Pressing the backspace key on a computer terminal would generate the ASCII code 08, BS or Backspace, which would delete the preceding character. That control code could also be accessed by pressing Control-H, as H is the eighth letter of the Latin alphabet. Terminals which do not have the backspace code mapped to the function of moving the cursor backwards and deleting the preceding character would display the symbols ^H (caret, H — see Caret notation) when the backspace key was pressed. This sequence is still used humorously by computer savvy users to denote the deletion of a pretended blunder, much like overstriking.

Example: My slave-dri^H^H^H^H^H^H^H^H^Hboss decided to stall the project.

A more concise alternative sometimes seen is ^W, which is the shortcut to delete the previous word in the Berkeley Unix terminal line discipline.

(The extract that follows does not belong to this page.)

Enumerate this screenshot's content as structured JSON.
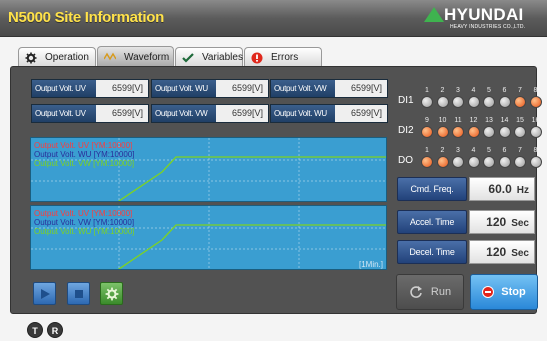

One ^W can replace a whole string of ^H's. This shortcut has also made it into Emacs and Vi text editors. For really embarrassing blunders, ^U (kill line) can outdo a series of ^W.

posted by danb at 5:13 PM on September 2, 2007


oh hell yes. the dec vt220 and vt320 terminals in our labs at the time always always always had nearly all non-alphabet keys configured hell of wrong. backspace and delete first and foremost among these. stty was your friend.
posted by dorian at 6:36 PM on September 2, 2007 [1 favorite]


My buddy and I, when we first got our computers back in the mid 90's, used Hyperterminal in Windows to connect to each via modem and chat. It was character by character. I used to mess with him by pretyping sentences in notepad and pasting them into the session.